Fortunately, in 2017 the worst did not come to pass. Republicans blinked in part due to the CBO’s estimates, and the ACA survived.
This year, when confronted by numbers from the same CBO projecting millions of Americans losing their health coverage following the passage of the “We’re All Going To Die Act” Republican budget bill, Colorado’s latter-day Cory Gardner Rep. Gabe Evans claimed without evidence that the CBO was “staffed significantly by either known registered Democrats or Democrat donors,” separately asserting that their estimates amounted to “fear mongering for political purposes.”
Then on Friday, as CNBC reports, Trump took the messenger-blasting to an ominous new level with the firing of the commissioner of the Department of Labor’s Bureau of Labor Statistics after the publication of both new and revised jobs numbers incompatible with Trump’s delusions of the greatest policies ever and the greatest budget bill ever leading to the greatest economy ever:
President Donald Trump and one of his top economic advisors on Monday stoked baseless conspiracies about federal jobs data, suggesting without evidence that Friday’s weaker-than-expected employment report had been “rigged” by federal workers bent on sabotaging the president.
“All over the U.S. government, there have been people who have been resisting Trump everywhere they can,” National Economic Council Director Kevin Hassett said Monday on CNBC.
Trump, meanwhile, claimed on social media that the report, which painted a dour picture of the economy, was “RIGGED” and the previous months’ revisions had been “CONCOCTED in order to make a great Republican Success look less stellar!!!”
In the short run, it’s entirely possible that this kind of heavy-handed intimidation of anyone who dares to report news that Cory Gardner, Gabe Evans, and Donald Trump don’t like will result in a reduction, or at least an altered spin, on negative reports from nonpartisan sources about the Republican agenda.

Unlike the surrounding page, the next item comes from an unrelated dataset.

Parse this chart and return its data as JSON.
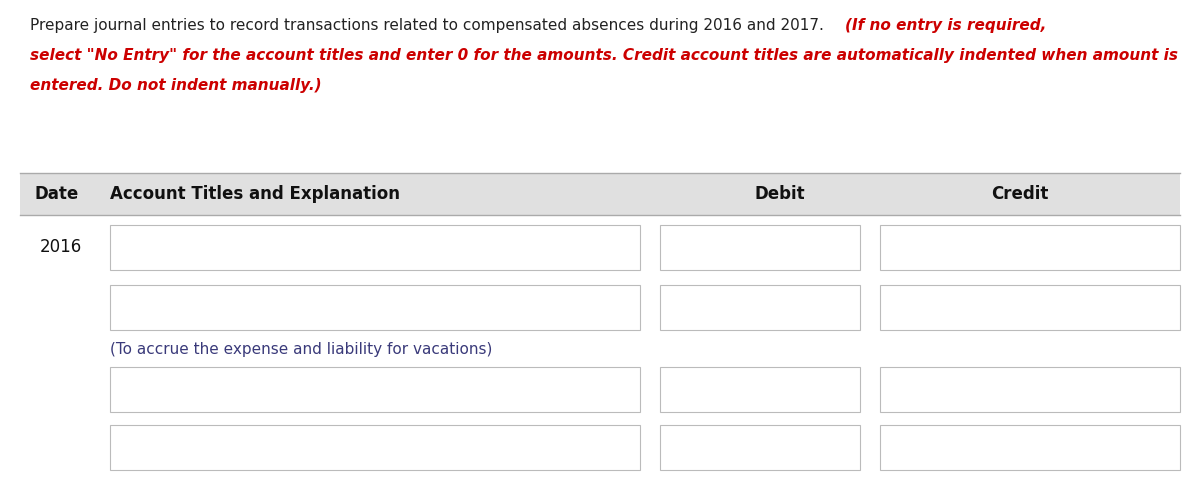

In the long run, especially as the outcomes inevitably track the expectations of the experts and not the political whims of a President determined to manufacture his own reality, the result is a loss in confidence in institutions once counted upon to deliver the facts without fear or favoritism.
And then, perhaps beyond our 78-year-old President’s horizon but not that of 39-year-old Gabe Evans, it ends in a disaster that future generations read about in history books.
It all begins with the first urgent need to do away with an inconvenient truth.